A escola nesse cenário se transformou em veículo principal para a efetivação dos valores nacionalistas, base norteadora das condições de pertencimento e de vir a ser enquadrado como cidadão republicano. Segundo Souza (2011), a coletividade somente se reconhece pela força da abstração e se reconhece pelos elos invisíveis referendados, pois nesse processo de reconhecimento e sentimento de pertencimento se expressam por laços de solidariedade coletiva, a partir da construção de laços pautados em fatos e conjunturas que estabelecem uma liga identiária que cimenta os laços sociais, culturais e políticos.

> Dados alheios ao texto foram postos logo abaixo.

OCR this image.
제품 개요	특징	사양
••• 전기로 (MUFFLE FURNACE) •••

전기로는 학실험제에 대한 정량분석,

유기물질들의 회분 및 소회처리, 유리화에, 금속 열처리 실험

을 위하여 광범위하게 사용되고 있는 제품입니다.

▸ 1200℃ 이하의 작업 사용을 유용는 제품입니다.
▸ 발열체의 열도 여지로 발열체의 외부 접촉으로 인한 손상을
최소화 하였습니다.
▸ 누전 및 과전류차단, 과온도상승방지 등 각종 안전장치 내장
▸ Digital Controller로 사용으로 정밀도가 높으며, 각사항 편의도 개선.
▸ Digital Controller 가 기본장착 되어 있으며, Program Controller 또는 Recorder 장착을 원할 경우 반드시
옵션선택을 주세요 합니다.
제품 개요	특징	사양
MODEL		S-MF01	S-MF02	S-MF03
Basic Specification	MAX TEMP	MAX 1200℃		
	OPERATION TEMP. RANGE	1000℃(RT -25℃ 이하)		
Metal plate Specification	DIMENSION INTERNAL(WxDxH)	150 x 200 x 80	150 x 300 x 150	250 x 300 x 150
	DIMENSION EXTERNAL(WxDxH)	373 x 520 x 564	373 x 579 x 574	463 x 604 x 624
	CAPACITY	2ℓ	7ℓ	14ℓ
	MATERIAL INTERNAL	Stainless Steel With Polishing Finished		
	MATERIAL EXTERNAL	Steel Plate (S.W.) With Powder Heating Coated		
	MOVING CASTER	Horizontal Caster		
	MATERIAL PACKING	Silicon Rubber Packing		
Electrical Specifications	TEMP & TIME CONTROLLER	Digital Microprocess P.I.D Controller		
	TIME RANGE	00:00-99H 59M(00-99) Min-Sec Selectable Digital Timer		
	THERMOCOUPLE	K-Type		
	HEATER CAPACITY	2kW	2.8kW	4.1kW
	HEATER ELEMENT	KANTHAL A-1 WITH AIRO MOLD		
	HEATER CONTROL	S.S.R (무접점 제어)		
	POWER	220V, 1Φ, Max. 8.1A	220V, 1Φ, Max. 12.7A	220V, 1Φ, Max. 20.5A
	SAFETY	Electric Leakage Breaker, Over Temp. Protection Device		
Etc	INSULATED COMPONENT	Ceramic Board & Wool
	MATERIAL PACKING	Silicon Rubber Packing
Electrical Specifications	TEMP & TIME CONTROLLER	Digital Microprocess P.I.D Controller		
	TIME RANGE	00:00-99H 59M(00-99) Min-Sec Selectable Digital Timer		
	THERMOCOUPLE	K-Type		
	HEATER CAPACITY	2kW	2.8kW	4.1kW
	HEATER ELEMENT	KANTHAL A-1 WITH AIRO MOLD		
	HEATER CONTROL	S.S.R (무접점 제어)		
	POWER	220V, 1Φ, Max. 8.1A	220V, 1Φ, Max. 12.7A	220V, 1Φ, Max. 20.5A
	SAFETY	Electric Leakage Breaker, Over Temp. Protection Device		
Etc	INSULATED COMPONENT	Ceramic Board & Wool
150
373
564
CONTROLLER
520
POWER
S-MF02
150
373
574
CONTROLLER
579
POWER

Diante desse papel social da escola, o sistema educacional se amplia no cenário nacional e promove o acesso de grupos sociais, até então excluídos, entre esses, a inserção mais ampliada das meninas e moças que passaram a transitar do lar para a escola, ampliando- se a formação continuada mediante a criação de escolas “normais” no país, requisito de formação para o mercado de trabalho na área da educação.